While CBD is exploding across all markets, Cannabigerol or CBG could be just as important. It is often described as the “Mother of all cannabinoids” because it is the chemical source of all other plant-based cannabinoids. Like CBD, CBG delivers no overt psychoactivity, making it safe for children, seniors, and those in sensitive job positions.
In 2018 The National Center for Complementary and Integrative Health (NCCIH) announced an intent to research minor cannabinoids including CBG that could help manage pain. The NCCIH wrote that minor cannabinoids are defined as all and any cannabinoids from the cannabis herb other than Δ9-tetrahydrocannabinol (Δ9-THC). Cannabinoids and terpenes of particular interest include: Cannabidiol (CBD), Cannabigerol (CBG), Cannabinol (CBN), Cannabichromene (CBC), Myrcene, ß-caryophyllene, Limonene, a-terpineol, Linalool, a-phellandrene, a-pinene, ß-pinene, Y-terpinene, and a-humulene.
“This initiative intends to support highly innovative basic and/or mechanistic studies in appropriate model organisms and/or human subjects aiming to identify, describe and predict if minor cannabinoids and/or terpenes can help treat pain. The mechanisms and processes underlying potential contribution of minor cannabinoids and terpenes to pain relief and functional restoration in patients with different pain conditions may be very broad.”
Consumers don’t hear very much about CBG because it is difficult to produce and expensive to boot. The cannabis plants make lots of THC and CBD, but CBG is usually only present in small percentages. That is why it is called a “minor”cannabinoid.

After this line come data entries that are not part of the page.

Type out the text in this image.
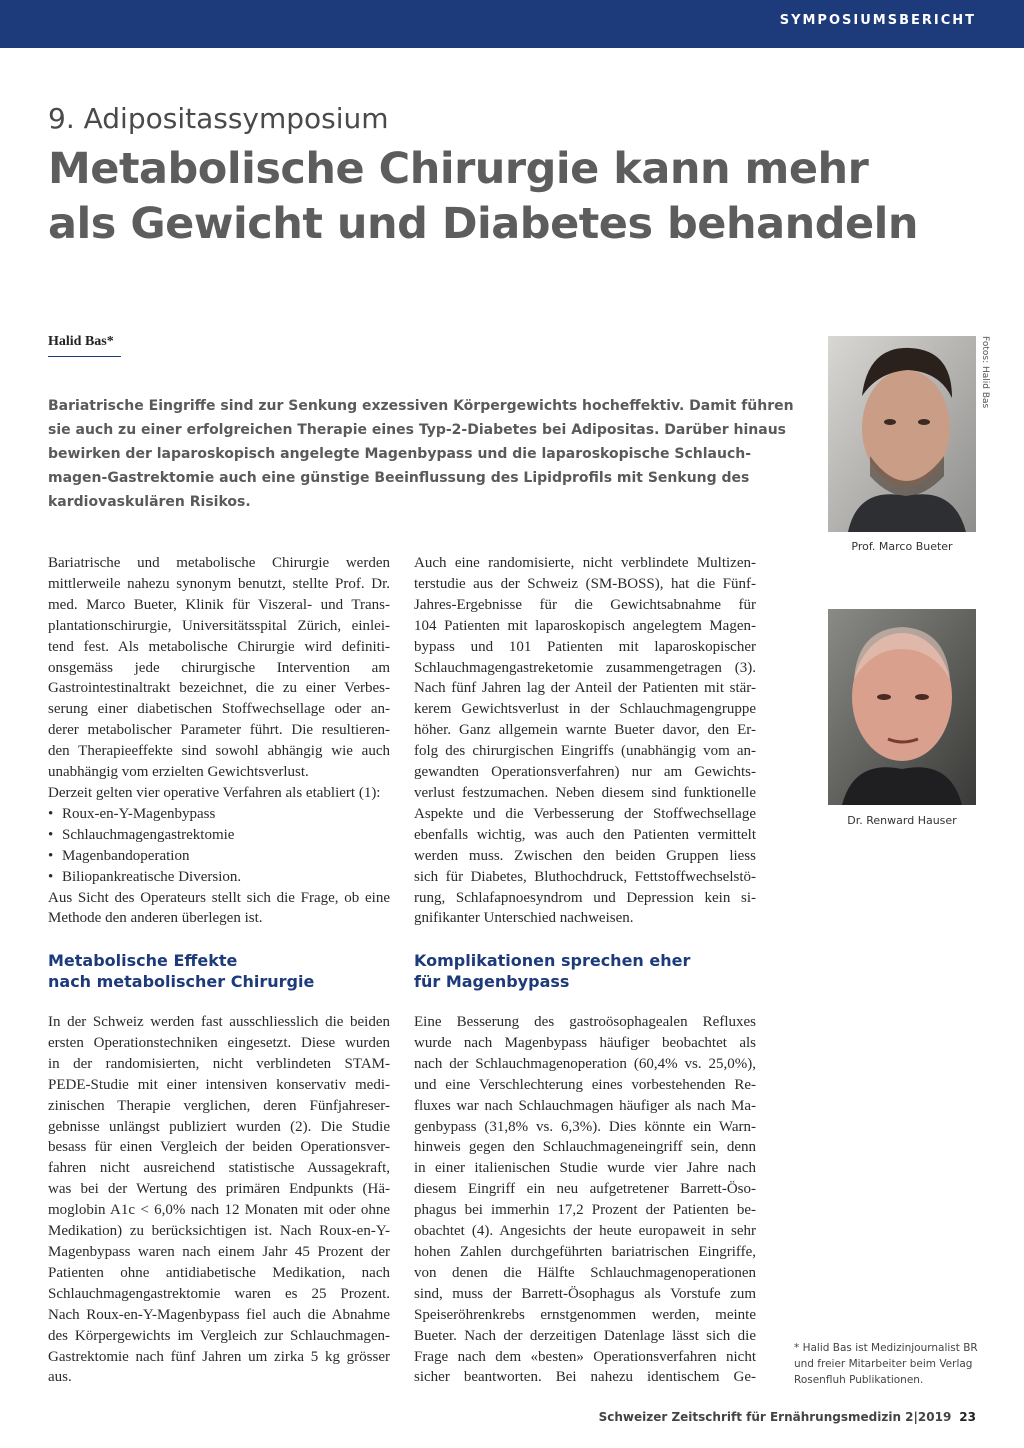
SYMPOSIUMSBERICHT
9. Adipositassymposium
Metabolische Chirurgie kann mehr
als Gewicht und Diabetes behandeln
Halid Bas*
Bariatrische Eingriffe sind zur Senkung exzessiven Körpergewichts hocheffektiv. Damit führen
sie auch zu einer erfolgreichen Therapie eines Typ-2-Diabetes bei Adipositas. Darüber hinaus
bewirken der laparoskopisch angelegte Magenbypass und die laparoskopische Schlauch-
magen-Gastrektomie auch eine günstige Beeinflussung des Lipidprofils mit Senkung des
kardiovaskulären Risikos.
Bariatrische und metabolische Chirurgie werden
mittlerweile nahezu synonym benutzt, stellte Prof. Dr.
med. Marco Bueter, Klinik für Viszeral- und Trans-
plantationschirurgie, Universitätsspital Zürich, einlei-
tend fest. Als metabolische Chirurgie wird definiti-
onsgemäss jede chirurgische Intervention am
Gastrointestinaltrakt bezeichnet, die zu einer Verbes-
serung einer diabetischen Stoffwechsellage oder an-
derer metabolischer Parameter führt. Die resultieren-
den Therapieeffekte sind sowohl abhängig wie auch
unabhängig vom erzielten Gewichtsverlust.
Derzeit gelten vier operative Verfahren als etabliert (1):
• Roux-en-Y-Magenbypass
• Schlauchmagengastrektomie
• Magenbandoperation
• Biliopankreatische Diversion.
Aus Sicht des Operateurs stellt sich die Frage, ob eine
Methode den anderen überlegen ist.
Auch eine randomisierte, nicht verblindete Multizen-
terstudie aus der Schweiz (SM-BOSS), hat die Fünf-
Jahres-Ergebnisse für die Gewichtsabnahme für
104 Patienten mit laparoskopisch angelegtem Magen-
bypass und 101 Patienten mit laparoskopischer
Schlauchmagengastreketomie zusammengetragen (3).
Nach fünf Jahren lag der Anteil der Patienten mit stär-
kerem Gewichtsverlust in der Schlauchmagengruppe
höher. Ganz allgemein warnte Bueter davor, den Er-
folg des chirurgischen Eingriffs (unabhängig vom an-
gewandten Operationsverfahren) nur am Gewichts-
verlust festzumachen. Neben diesem sind funktionelle
Aspekte und die Verbesserung der Stoffwechsellage
ebenfalls wichtig, was auch den Patienten vermittelt
werden muss. Zwischen den beiden Gruppen liess
sich für Diabetes, Bluthochdruck, Fettstoffwechselstö-
rung, Schlafapnoesyndrom und Depression kein si-
gnifikanter Unterschied nachweisen.
Metabolische Effekte
nach metabolischer Chirurgie
Komplikationen sprechen eher
für Magenbypass
In der Schweiz werden fast ausschliesslich die beiden
ersten Operationstechniken eingesetzt. Diese wurden
in der randomisierten, nicht verblindeten STAM-
PEDE-Studie mit einer intensiven konservativ medi-
zinischen Therapie verglichen, deren Fünfjahreser-
gebnisse unlängst publiziert wurden (2). Die Studie
besass für einen Vergleich der beiden Operationsver-
fahren nicht ausreichend statistische Aussagekraft,
was bei der Wertung des primären Endpunkts (Hä-
moglobin A1c < 6,0% nach 12 Monaten mit oder ohne
Medikation) zu berücksichtigen ist. Nach Roux-en-Y-
Magenbypass waren nach einem Jahr 45 Prozent der
Patienten ohne antidiabetische Medikation, nach
Schlauchmagengastrektomie waren es 25 Prozent.
Nach Roux-en-Y-Magenbypass fiel auch die Abnahme
des Körpergewichts im Vergleich zur Schlauchmagen-
Gastrektomie nach fünf Jahren um zirka 5 kg grösser
aus.
Eine Besserung des gastroösophagealen Refluxes
wurde nach Magenbypass häufiger beobachtet als
nach der Schlauchmagenoperation (60,4% vs. 25,0%),
und eine Verschlechterung eines vorbestehenden Re-
fluxes war nach Schlauchmagen häufiger als nach Ma-
genbypass (31,8% vs. 6,3%). Dies könnte ein Warn-
hinweis gegen den Schlauchmageneingriff sein, denn
in einer italienischen Studie wurde vier Jahre nach
diesem Eingriff ein neu aufgetretener Barrett-Öso-
phagus bei immerhin 17,2 Prozent der Patienten be-
obachtet (4). Angesichts der heute europaweit in sehr
hohen Zahlen durchgeführten bariatrischen Eingriffe,
von denen die Hälfte Schlauchmagenoperationen
sind, muss der Barrett-Ösophagus als Vorstufe zum
Speiseröhrenkrebs ernstgenommen werden, meinte
Bueter. Nach der derzeitigen Datenlage lässt sich die
Frage nach dem «besten» Operationsverfahren nicht
sicher beantworten. Bei nahezu identischem Ge-
Fotos: Halid Bas
Prof. Marco Bueter
Dr. Renward Hauser
* Halid Bas ist Medizinjournalist BR
und freier Mitarbeiter beim Verlag
Rosenfluh Publikationen.
Schweizer Zeitschrift für Ernährungsmedizin 2|2019 23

CBG can be five to six times more expensive than CBD.
The report noted that Cannabigerol or CBG, is one of a family of more than 100 molecules called cannabinoids that are produced by cannabis. “CBG is unique among its peers due to the pivotal role that it plays in the synthesis of other cannabinoids and the overall chemical composition of the plant.” According to a 2018 research study, CBG binds with both CB1 and CB2 receptors. This gives CBG greater potential efficacy than cannabinoids that bind with only a single type of receptor, such as CB2. Reported the study’s authors, “The results indicate that CBG is indeed effective as a regulator of endocannabinoid signaling.”
The paper wrote, “You’ve probably heard of popular chemotypes like Sativa and Indica, or the lesser-known Ruderalis, but did you know scientists have discovered a possible 4th chemotype? Research goes back as far as 1987, but more recently, studies in 2002 and 2005 have documented a fourth chemotype that features extremely large volumes of CBG and very low levels of THC.”
The research found that CBG-dominant chemotypes consistently offer significantly larger volumes of the “companion molecule” CBD. Those molecules join forces to provide additional effectiveness for systemic inflammation, anxiety, and pain. Some studies suggest that CBGV also boosts CBD metabolism within the body, making CBD more potent when paired with this cannabinoid.
Numerous Studies Cited In White Paper
The white paper lists an exhaustive compilation of CBG studies including a 2018 study entitled “Cannabigerol Action at Cannabinoid CB1 and CB2 Receptors” that was published in the journal Frontiers in Pharmacology investigated the binding affinity of CBG with the CB1 and CB2 receptors of the ECS. The study reported, “The results indicate that CBG is indeed effective as [a] regulator of endocannabinoid signaling.”
A 2017 research study involving mice entitled “Beneficial Effect of the Non-psychotropic Plant Cannabinoid Cannabigerol on Experimental Inflammatory Bowel Disease” that was published in the journal Biochemical Pharmacology explored how CBG might help those suffering from inflammatory bowel disease (IBD). “We investigated the effect of CBG, a non-psychotropic cannabis-derived cannabinoid, in a murine model of colitis,” reported the study.
Stated the researchers, “CBG attenuated murine colitis, reduced nitric oxide production in macrophages (effect being modulated by the CB2 receptor),” concluding that “CBG could be considered for clinical experimentation in IBD patients.”
A 2016 research study entitled “Cannabigerol is a Novel, Well-tolerated Appetite Stimulant” that was published in the journal Psychopharmacology investigated the ability of CBG to stimulate appetite (hyperphagia) and was the first to prove that this molecule increases appetite. The study also identified the safety profile of CBG, reporting that it conveyed “no adverse effects on any parameter in the neuromotor tolerability test battery.